7. Il résulte de la suspension ordonnée au point 6 qu’il y a lieu d’enjoindre au préfet de police de procéder au réexamen de la situation de Mme B... dans le délai d’un mois suivant la notification de la présente ordonnance, et de lui délivrer, dans l’attente, une autorisation provisoire de séjour et de travail, dans le délai de quinze jours suivant la notification de la présente ordonnance. IL n’y a pas lieu, dans les circonstances de l’espèce, d’assortir cette injonction de l’astreinte demandée.

Sur les frais d’instance :

8. Il y a lieu, dans les circonstances de l’espèce, de mettre à la charge de l’Etat le versement à Mme B... de la somme de 800 euros au titre de l’article L. 761-1 du code de justice administrative.



O R D O N N E :


Article 1er : L’exécution de la décision du 13 janvier 2026 par laquelle le préfet de police a rejeté la demande de renouvellement de titre de séjour de Mme B... est suspendue.

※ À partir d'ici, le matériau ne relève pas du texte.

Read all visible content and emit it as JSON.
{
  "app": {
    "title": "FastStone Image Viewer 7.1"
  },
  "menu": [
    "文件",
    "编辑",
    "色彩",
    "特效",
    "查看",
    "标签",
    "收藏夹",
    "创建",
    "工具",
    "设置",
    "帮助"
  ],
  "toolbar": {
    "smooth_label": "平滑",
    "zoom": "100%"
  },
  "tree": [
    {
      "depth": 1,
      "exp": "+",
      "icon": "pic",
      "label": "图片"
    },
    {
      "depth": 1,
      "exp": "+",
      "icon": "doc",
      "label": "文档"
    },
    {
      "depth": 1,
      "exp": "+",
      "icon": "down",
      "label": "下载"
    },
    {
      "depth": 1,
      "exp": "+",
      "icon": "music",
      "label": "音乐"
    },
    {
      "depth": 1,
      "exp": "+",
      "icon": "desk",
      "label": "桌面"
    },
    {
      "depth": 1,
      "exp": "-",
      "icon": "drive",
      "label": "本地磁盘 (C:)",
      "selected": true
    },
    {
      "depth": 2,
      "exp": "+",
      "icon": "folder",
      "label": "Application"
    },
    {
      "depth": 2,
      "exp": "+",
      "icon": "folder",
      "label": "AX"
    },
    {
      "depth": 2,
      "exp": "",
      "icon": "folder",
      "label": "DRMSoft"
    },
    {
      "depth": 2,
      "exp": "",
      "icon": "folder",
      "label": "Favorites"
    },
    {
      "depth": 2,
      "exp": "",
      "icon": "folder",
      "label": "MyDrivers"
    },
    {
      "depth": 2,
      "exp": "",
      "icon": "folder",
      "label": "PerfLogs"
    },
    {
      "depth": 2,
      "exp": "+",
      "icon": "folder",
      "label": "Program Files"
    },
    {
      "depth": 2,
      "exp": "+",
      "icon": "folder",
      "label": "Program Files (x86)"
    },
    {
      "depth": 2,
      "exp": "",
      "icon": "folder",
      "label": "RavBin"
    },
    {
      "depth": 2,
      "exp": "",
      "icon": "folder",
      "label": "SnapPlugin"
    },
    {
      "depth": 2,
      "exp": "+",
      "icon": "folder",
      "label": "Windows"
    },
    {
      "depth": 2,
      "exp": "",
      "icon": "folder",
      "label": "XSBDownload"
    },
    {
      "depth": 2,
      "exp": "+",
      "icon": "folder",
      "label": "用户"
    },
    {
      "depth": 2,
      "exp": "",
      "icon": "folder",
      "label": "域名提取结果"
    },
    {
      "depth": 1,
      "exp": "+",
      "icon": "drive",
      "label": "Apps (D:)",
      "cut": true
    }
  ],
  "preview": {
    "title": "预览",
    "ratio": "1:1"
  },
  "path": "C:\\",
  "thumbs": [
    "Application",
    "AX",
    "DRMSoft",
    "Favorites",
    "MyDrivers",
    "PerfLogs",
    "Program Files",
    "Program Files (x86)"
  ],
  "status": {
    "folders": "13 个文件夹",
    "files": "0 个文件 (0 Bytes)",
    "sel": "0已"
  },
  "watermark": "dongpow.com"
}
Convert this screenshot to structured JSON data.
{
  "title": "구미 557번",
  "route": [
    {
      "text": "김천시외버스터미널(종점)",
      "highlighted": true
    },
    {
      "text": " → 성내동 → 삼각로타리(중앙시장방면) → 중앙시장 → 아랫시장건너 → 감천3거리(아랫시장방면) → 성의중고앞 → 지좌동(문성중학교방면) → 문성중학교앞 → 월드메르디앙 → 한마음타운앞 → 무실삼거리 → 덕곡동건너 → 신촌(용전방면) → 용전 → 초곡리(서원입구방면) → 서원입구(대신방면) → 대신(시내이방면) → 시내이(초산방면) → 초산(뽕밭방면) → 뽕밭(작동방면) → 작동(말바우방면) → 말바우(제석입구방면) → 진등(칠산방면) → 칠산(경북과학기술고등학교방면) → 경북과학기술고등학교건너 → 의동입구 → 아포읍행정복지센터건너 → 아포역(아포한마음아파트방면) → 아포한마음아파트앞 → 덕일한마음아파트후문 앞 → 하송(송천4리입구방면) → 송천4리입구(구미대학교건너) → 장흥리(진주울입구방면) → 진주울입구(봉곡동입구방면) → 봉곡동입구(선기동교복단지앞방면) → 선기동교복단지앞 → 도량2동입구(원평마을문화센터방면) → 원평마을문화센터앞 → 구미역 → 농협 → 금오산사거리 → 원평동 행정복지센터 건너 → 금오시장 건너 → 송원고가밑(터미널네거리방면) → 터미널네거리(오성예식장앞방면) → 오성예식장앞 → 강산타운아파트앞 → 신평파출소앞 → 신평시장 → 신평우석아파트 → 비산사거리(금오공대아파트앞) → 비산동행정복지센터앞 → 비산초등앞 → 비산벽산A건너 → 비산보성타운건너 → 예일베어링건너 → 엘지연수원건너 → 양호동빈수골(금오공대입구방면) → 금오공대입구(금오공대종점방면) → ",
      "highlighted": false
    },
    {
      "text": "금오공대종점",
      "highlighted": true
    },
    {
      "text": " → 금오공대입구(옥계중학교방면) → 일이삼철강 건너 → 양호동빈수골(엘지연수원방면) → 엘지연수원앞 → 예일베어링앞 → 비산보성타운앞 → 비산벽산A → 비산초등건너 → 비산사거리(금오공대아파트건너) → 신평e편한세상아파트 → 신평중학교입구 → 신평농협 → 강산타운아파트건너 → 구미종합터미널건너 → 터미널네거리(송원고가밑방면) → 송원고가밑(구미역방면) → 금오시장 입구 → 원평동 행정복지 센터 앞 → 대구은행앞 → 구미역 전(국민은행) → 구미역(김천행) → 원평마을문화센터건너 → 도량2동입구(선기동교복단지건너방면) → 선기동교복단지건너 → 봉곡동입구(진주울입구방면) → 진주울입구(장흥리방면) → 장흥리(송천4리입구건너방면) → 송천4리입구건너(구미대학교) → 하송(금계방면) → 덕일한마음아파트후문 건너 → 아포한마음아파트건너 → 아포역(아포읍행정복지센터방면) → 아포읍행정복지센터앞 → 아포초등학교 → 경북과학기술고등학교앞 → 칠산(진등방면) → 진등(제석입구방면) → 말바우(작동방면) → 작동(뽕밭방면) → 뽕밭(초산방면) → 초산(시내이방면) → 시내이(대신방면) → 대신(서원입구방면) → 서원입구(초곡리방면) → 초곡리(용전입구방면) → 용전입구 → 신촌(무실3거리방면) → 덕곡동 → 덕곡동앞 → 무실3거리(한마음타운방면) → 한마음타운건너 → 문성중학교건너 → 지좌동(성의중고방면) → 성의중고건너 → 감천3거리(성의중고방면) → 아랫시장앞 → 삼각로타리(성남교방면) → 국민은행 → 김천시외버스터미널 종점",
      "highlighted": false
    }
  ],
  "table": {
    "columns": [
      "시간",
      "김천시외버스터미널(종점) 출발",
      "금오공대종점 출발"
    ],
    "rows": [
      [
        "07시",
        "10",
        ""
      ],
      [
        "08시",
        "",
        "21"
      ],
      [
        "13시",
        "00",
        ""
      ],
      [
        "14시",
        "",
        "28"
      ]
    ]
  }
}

Article 2 : Il est enjoint au préfet de police de procéder au réexamen de la situation de Mme B... dans le délai d’un mois suivant la notification de la présente ordonnance, et de lui délivrer, dans l’attente, une autorisation provisoire de séjour et de travail, dans le délai de quinze jours suivant la notification de la présente ordonnance.

Article 3 : L’Etat versera à Mme B... la somme de 800 euros au titre de l’article L. 761-1 du code de justice administrative.

Article 4 : Le surplus des conclusions de la requête est rejeté.

Article 5 : La présente ordonnance sera notifiée à Mme A... B... et au ministre de l’intérieur.

Copie en sera adressée au préfet de police.

Fait à Paris, le 24 mars 2026.


La juge des référés,




D. PERFETTINI




La République mande et ordonne au ministre de l’intérieur en ce qui le concerne ou à tous commissaires de justice à ce requis en ce qui concerne les voies de droit commun contre les parties privées, de pourvoir à l’exécution de la présente décision.